Mma Ramotswe’s theology is also simplistic. According to a Setswana saying, “And God was here before the missionaries came and had a different name”. He preferred to live in the rocks and the sky. As in the old Setswana poem, she believes that “it was women who first ploughed the earth when God created it. We were the ones who made the food. We take care of men during their childhood, their youth and when they grow old and on the verge of death. We are always there. But we are just women, and nobody sees us.”

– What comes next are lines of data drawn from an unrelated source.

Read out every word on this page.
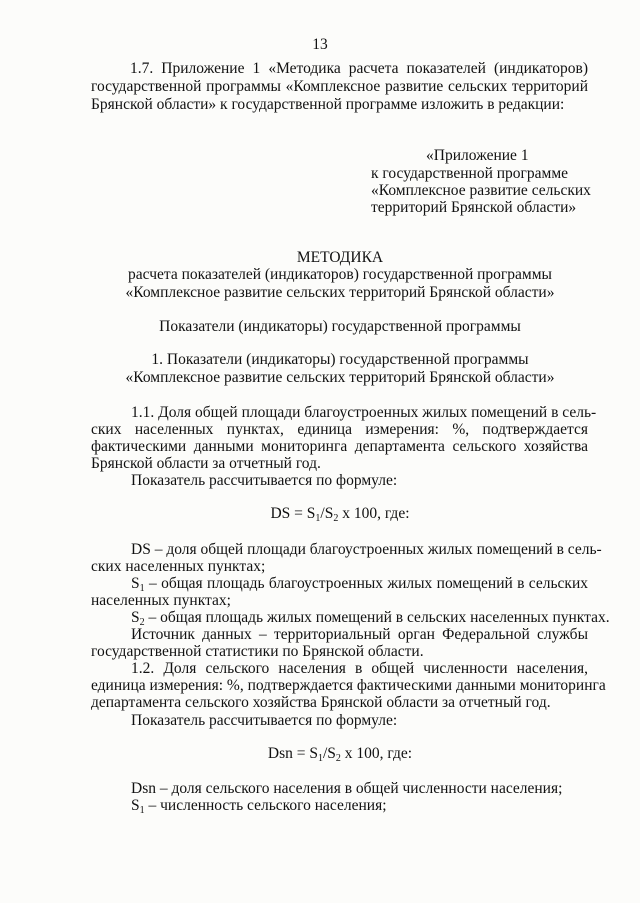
13
1.7. Приложение 1 «Методика расчета показателей (индикаторов)
государственной программы «Комплексное развитие сельских территорий
Брянской области» к государственной программе изложить в редакции:
«Приложение 1
к государственной программе
«Комплексное развитие сельских
территорий Брянской области»
МЕТОДИКА
расчета показателей (индикаторов) государственной программы
«Комплексное развитие сельских территорий Брянской области»
Показатели (индикаторы) государственной программы
1. Показатели (индикаторы) государственной программы
«Комплексное развитие сельских территорий Брянской области»
1.1. Доля общей площади благоустроенных жилых помещений в сель-
ских населенных пунктах, единица измерения: %, подтверждается
фактическими данными мониторинга департамента сельского хозяйства
Брянской области за отчетный год.
Показатель рассчитывается по формуле:
DS = $S_1/S_2$ х 100, где:
DS – доля общей площади благоустроенных жилых помещений в сель-
ских населенных пунктах;
$S_1$ – общая площадь благоустроенных жилых помещений в сельских
населенных пунктах;
$S_2$ – общая площадь жилых помещений в сельских населенных пунктах.
Источник данных – территориальный орган Федеральной службы
государственной статистики по Брянской области.
1.2. Доля сельского населения в общей численности населения,
единица измерения: %, подтверждается фактическими данными мониторинга
департамента сельского хозяйства Брянской области за отчетный год.
Показатель рассчитывается по формуле:
Dsn = $S_1/S_2$ х 100, где:
Dsn – доля сельского населения в общей численности населения;
$S_1$ – численность сельского населения;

We may like to compare Mma Ramotswe to Agatha Christie’s Miss Marple from St. Mary Mead, another remarkable female sleuth. Miss Marple’s brilliance is because of her innate wisdom. Behind that calm façade, there is a brilliant intellect at work, absorbing events and assessing facts quite like a professional detective. The pastoral settings may make one forget that she has seen more examples of human depravation than professional police officers. Miss Marple’s capacity for solving complicated cases is because, on occasion after occasion, she finds examples of the evil that is part of the human nature in St. Mary Mead. She has a parallel precedent in the village for every case brought to her, which enables her to look at the crime with a clear perspective.
Botswana is an idyllic world with more innocent crimes, where even the worst transgressions appear to have newly emerged from a latter-day Garden of Eden. By installing a detective agency here, McCall Smith may be offering us “plausibly” a simpler, gentler amble through the heart of relatively innocuous darkness. Botswana is one of the few countries left in the world where his amateur detectives could have exercised their gift for gossip so beneficently.